Tip-toeing on the ledge in a dark laden night was she with flashes of past replaying in the darkness ahead and ghosts of the future haunting behind her back. Life was definitely not a wacky adventure as many claimed it to be. Whoever said suicide was easy had certainly never tried it. Standing at 120 feet above the ground level with the wall behind her as the only support and no intention, whatsoever, of dying there that entire little maneuver of hers would be no less than a suicide attempt for plenty but for her it was more a part-of-the-plan stint than a treacherous life-taking shot.

'A shot plus two' she thought, yes, three shots were exactly what she needed to get it over with. The thought was good unequivocally but the circumstances, definitely not. With a herd of bull-headed bear-sized men inside that room and her with no back-up, perhaps that was not the day to celebrate the deceased.
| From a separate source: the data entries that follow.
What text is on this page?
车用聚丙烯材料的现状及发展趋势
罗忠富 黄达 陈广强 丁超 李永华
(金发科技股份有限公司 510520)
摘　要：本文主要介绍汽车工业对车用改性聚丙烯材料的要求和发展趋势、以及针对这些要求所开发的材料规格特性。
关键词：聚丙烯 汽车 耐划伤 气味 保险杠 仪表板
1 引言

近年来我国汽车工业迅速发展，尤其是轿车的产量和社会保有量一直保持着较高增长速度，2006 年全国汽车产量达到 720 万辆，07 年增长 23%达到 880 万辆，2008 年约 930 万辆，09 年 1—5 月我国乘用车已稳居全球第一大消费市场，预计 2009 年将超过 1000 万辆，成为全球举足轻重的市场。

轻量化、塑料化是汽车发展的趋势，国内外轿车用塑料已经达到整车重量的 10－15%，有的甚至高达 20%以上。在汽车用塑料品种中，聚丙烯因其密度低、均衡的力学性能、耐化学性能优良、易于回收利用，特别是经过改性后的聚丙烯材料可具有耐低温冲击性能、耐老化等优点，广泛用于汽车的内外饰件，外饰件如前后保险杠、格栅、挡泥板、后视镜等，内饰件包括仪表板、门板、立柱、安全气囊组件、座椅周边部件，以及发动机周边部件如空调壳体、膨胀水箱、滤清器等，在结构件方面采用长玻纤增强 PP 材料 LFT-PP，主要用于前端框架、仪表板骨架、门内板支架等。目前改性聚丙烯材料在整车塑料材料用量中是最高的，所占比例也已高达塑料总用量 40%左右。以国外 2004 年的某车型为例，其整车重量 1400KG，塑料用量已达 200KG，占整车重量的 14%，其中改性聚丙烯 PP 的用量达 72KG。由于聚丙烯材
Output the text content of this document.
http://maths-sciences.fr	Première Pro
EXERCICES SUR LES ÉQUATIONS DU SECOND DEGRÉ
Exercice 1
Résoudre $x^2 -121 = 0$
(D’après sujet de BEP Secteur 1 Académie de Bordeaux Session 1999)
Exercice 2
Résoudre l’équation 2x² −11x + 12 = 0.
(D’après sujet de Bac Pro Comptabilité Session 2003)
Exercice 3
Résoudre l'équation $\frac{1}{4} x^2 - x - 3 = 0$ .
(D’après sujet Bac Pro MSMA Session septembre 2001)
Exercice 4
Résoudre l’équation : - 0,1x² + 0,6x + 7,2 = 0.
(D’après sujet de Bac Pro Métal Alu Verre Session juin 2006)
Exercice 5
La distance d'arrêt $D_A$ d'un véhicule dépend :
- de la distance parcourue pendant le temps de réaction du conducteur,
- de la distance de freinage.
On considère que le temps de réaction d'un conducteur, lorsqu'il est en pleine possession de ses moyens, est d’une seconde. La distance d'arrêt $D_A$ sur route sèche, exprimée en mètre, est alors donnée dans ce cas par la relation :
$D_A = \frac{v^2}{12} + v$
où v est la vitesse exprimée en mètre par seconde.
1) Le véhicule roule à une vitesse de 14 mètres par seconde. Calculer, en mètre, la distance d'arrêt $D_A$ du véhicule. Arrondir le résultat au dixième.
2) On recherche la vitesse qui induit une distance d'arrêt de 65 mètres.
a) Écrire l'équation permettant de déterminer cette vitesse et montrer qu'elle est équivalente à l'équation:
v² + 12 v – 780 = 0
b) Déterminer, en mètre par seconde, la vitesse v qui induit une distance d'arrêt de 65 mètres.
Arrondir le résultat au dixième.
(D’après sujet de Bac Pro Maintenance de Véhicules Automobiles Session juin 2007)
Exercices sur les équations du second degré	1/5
Affirming her decision was a man almost everyone in the country had seen but none remembered.

Far away, in the center of a dark room, sat a man quiet and focused. His stern, weary gaze was fixed on the object in front of his eyes. The screen gleamed. Its luminosity reflected on the glasses of his rectangle specs. But neither of those two gleaming objects could defeat the gleam in his eyes. His fingers danced on the keyboard while he enjoyed the music but not more than the drama. If action was his food then letters, the air he breathed.